Barracks with a well to the north of the station building.
Remains of a yellow works motor vehicle from the 1960s restoration project.
A square metal water tank with bullet holes.
The twin-peaked Jebel Antar (named after the protagonist in a celebrated Arab love poem, not dissimilar to Romeo and Juliet) dominates the station to the west. During the war a Turkish look-out post was established on the summit.
Istabl Antar Station with Jebel Antar silhouetted against the setting sun
The barracks block with its well visible at the rear
The distinctive twin-peaked Jebel Antar to the west of the line signalled to the travellers that their long journey was nearly over
On 7 August 1917, Major Herbert Garland, with 36 Arab dynamiters and 200 tribesmen under Sherif Nassir, set out from Prince Abdullah's camp at Abu Markha. After watering at Helwan, close to Jebel Antar, they made their way over a mountain path towards the railway. Becoming aware of their presence, the Turks moved troops onto the line and started to patrol the area in heavy numbers. Garland was forced to retreat.
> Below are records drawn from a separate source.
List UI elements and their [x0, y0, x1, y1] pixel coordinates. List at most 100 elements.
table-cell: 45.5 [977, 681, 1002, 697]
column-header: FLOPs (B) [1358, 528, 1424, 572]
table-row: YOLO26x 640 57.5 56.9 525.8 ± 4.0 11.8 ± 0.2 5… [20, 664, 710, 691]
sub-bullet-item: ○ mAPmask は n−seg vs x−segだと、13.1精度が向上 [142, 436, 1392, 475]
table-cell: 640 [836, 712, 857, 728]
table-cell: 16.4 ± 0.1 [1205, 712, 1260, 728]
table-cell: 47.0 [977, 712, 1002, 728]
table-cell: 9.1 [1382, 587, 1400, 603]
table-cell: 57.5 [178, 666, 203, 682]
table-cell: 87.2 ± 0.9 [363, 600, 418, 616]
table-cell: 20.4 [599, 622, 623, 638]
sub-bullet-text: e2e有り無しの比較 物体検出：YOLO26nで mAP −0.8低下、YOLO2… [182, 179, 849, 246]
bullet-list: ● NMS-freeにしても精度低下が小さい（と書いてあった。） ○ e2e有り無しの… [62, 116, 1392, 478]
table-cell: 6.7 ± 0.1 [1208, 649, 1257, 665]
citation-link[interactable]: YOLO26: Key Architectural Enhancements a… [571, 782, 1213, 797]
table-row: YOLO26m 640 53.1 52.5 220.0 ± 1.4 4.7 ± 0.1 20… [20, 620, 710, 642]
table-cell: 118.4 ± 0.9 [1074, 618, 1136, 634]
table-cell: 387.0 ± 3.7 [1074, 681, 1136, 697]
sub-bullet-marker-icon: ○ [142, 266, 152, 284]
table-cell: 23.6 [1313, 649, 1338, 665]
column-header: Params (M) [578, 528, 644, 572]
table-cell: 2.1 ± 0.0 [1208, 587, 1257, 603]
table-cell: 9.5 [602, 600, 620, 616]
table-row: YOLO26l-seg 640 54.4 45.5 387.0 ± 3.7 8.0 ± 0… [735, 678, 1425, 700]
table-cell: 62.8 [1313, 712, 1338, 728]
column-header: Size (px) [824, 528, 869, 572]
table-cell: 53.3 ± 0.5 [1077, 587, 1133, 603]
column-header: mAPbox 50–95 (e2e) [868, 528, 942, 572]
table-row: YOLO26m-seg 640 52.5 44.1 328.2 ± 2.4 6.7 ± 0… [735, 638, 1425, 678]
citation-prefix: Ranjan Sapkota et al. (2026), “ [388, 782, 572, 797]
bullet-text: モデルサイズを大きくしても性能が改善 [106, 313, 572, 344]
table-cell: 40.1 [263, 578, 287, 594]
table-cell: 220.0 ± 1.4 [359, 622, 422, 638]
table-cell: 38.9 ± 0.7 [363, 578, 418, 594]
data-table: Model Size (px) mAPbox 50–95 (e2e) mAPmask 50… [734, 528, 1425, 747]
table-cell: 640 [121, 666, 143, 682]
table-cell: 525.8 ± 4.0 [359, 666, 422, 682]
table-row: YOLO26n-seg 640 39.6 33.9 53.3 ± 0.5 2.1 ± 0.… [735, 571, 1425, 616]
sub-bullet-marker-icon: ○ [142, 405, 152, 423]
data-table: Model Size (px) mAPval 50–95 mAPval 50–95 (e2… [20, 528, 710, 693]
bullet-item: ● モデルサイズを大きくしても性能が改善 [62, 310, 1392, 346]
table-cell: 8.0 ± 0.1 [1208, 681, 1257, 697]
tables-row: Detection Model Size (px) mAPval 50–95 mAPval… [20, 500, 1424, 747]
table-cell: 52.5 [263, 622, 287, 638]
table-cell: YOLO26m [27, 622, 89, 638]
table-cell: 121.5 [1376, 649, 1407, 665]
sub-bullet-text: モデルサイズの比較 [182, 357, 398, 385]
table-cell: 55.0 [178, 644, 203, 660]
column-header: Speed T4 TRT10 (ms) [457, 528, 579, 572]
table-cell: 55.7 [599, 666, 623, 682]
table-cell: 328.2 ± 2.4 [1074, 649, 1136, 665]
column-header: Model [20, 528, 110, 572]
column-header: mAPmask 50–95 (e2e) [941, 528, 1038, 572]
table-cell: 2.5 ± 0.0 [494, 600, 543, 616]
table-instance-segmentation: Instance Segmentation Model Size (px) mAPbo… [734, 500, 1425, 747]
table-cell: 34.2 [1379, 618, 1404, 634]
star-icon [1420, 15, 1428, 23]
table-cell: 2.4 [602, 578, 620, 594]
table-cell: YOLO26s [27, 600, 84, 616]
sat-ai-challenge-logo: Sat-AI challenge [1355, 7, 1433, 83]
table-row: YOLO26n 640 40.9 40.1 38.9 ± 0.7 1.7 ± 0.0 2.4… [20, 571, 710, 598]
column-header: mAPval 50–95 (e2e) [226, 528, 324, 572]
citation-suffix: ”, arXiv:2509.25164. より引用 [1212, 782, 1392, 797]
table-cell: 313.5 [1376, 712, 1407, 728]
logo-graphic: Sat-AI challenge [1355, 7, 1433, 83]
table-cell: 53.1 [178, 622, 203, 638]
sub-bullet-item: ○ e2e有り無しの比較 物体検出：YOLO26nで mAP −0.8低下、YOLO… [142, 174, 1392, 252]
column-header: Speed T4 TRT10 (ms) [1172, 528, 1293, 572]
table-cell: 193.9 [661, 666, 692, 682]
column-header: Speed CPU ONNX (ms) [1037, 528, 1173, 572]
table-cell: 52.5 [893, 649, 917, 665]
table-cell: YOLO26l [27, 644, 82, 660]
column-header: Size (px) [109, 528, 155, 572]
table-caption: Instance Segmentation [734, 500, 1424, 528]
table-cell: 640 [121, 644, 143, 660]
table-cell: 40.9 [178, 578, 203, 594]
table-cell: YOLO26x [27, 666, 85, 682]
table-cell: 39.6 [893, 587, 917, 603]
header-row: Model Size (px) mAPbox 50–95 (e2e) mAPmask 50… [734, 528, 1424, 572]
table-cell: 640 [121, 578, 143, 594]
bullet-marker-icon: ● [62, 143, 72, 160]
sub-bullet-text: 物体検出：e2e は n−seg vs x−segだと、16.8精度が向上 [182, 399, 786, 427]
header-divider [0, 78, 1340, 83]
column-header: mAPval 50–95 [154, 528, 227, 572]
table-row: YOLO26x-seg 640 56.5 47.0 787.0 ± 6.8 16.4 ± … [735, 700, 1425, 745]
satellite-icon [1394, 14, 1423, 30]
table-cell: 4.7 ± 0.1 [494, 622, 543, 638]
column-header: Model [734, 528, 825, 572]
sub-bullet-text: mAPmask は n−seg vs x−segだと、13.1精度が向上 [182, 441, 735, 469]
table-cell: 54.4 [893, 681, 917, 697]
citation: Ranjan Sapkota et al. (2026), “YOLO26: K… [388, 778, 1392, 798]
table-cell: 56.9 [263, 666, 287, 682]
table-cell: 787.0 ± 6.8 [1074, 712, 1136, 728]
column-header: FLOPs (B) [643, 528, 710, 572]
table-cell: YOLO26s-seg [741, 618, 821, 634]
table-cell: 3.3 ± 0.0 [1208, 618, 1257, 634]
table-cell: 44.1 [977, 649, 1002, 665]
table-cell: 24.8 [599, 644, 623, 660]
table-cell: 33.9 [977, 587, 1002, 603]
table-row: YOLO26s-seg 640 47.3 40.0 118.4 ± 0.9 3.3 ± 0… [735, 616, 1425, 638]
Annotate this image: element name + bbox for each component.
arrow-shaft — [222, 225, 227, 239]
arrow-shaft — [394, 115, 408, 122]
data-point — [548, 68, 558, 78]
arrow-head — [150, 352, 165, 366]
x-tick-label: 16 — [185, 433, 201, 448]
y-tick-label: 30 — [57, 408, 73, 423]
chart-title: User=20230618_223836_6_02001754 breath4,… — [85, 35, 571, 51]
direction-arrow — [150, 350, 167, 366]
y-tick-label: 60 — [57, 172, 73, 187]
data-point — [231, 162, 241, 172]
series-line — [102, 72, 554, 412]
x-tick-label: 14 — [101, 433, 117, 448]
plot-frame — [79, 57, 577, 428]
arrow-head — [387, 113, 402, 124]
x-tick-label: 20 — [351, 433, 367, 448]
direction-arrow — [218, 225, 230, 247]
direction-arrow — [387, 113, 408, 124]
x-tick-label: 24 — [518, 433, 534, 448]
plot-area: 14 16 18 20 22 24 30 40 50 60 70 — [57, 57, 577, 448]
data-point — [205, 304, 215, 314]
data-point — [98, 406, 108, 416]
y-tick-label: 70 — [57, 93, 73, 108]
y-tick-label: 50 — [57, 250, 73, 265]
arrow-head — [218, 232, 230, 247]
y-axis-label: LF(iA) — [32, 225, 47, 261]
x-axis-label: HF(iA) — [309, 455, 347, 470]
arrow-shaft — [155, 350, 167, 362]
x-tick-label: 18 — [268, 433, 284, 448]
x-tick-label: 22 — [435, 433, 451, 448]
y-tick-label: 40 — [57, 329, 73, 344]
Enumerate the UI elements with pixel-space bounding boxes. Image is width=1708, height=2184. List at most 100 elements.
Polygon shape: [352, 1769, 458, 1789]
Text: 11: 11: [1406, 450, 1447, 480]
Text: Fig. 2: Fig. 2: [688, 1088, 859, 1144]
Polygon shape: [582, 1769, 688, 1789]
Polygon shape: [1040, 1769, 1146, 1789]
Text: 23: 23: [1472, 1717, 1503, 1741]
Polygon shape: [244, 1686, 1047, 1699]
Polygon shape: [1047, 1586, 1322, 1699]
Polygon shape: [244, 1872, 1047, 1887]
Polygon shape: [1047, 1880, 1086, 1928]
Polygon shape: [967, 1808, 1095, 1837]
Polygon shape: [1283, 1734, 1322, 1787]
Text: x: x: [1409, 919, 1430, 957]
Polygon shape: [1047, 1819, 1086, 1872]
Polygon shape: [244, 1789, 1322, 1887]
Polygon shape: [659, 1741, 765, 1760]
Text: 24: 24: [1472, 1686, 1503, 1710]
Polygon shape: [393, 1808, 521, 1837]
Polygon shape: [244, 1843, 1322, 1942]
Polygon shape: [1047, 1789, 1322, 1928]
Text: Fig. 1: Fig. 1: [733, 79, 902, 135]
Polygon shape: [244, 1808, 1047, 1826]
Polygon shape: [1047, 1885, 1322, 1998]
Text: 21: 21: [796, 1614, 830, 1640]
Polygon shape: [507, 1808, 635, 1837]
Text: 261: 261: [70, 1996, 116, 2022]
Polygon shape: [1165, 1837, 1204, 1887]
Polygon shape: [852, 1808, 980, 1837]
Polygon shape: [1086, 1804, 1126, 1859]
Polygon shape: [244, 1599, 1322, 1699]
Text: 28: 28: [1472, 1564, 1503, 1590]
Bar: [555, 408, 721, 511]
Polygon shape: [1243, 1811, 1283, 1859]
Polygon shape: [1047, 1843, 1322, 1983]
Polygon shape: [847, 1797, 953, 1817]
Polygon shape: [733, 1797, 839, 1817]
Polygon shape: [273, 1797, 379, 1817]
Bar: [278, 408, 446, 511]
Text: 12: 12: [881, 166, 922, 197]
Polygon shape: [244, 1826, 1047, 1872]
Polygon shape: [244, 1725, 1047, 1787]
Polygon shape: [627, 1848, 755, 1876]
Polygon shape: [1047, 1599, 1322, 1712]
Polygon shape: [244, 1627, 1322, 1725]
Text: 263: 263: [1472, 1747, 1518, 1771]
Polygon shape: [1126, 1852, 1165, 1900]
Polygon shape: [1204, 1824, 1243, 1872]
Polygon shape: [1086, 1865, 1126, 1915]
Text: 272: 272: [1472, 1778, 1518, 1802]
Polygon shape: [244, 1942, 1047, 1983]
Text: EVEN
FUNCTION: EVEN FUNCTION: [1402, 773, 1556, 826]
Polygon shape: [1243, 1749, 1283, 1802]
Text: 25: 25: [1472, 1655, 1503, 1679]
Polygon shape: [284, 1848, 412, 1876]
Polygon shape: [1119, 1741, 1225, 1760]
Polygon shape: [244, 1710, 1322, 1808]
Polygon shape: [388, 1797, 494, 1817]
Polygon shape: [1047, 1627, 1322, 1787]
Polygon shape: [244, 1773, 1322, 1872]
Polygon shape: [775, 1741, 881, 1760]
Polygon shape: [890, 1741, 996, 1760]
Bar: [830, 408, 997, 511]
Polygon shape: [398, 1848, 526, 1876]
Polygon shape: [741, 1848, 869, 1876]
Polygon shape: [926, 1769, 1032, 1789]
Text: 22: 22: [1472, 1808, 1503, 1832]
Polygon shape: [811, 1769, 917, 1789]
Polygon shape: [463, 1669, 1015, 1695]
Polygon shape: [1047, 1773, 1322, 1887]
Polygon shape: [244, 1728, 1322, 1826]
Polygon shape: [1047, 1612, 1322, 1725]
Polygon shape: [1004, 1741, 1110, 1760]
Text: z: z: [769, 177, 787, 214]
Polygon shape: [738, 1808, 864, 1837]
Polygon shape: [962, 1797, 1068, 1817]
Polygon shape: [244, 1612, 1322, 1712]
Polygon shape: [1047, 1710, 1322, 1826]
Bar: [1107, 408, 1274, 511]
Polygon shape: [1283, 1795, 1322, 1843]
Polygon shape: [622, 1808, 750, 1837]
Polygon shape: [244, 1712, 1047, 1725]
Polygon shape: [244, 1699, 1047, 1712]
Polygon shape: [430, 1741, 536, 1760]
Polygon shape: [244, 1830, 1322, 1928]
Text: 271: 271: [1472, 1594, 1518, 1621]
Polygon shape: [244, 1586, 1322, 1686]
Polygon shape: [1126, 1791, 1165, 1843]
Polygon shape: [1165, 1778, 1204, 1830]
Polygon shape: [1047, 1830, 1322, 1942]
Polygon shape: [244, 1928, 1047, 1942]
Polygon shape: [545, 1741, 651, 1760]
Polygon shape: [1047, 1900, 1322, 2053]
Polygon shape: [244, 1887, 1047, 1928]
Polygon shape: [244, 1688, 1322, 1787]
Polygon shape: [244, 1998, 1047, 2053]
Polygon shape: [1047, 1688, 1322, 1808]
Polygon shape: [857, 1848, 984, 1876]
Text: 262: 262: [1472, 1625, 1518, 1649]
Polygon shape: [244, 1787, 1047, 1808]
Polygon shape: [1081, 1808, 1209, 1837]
The following morning, Garland was astonished to discover that his advance had been visible from Istabl Antar Station. Believing the railway to have been on the other side of the hills, the party had trotted up Wadi Hamdh in broad daylight, in full view of the defenders. Garland set out again at dusk for a night raid, passing within 1,000 metres of the station. The approach was made on foot, but 7 of the group never reached the line and only 100 rails were demolished.
On 31 January 1918, a French raiding party mined a train carrying spare rails and wood between Abu Na'am and Istabl Antar. Two engines, a tender and three wagons were destroyed in the attack.
Sketch map made by Bimbashi (Major) Herbert Garland showing the stretch of railway attacked in August 1917
Main station building with yellow works vehicle from the 1960s restoration project
The great twin-peaked Jebel Antar, towering over Istabl Antar Station, 110 kilometres north of the Holy City of Medina indicated to the weary pilgrims that their long and arduous 4-day train journey from Damascus was almost complete.
The famous English explorer Charles Doughty recounts in his book Travels in Arabia Deserta a very curious remark that was made to him in 1876, over 30 years before the Hejaz Railway was built at Istabl Antar. The warden of the caravanserai fort at Medain Saleh, Haj Nejm, an old Moor of Fez, had spent time in his youth as a soldier in the service of the overland pilgrimage road. Sitting in the fort with his blunderbuss on his knee, he related to Doughty that while in the vicinity of Jebel Antar 'he had seen there... a railroad,' a claim to which an incredulous Doughty saw fit to comment: 'These simple men believe in good faith that telegraph and railways be come down to us from the beginning of the world'!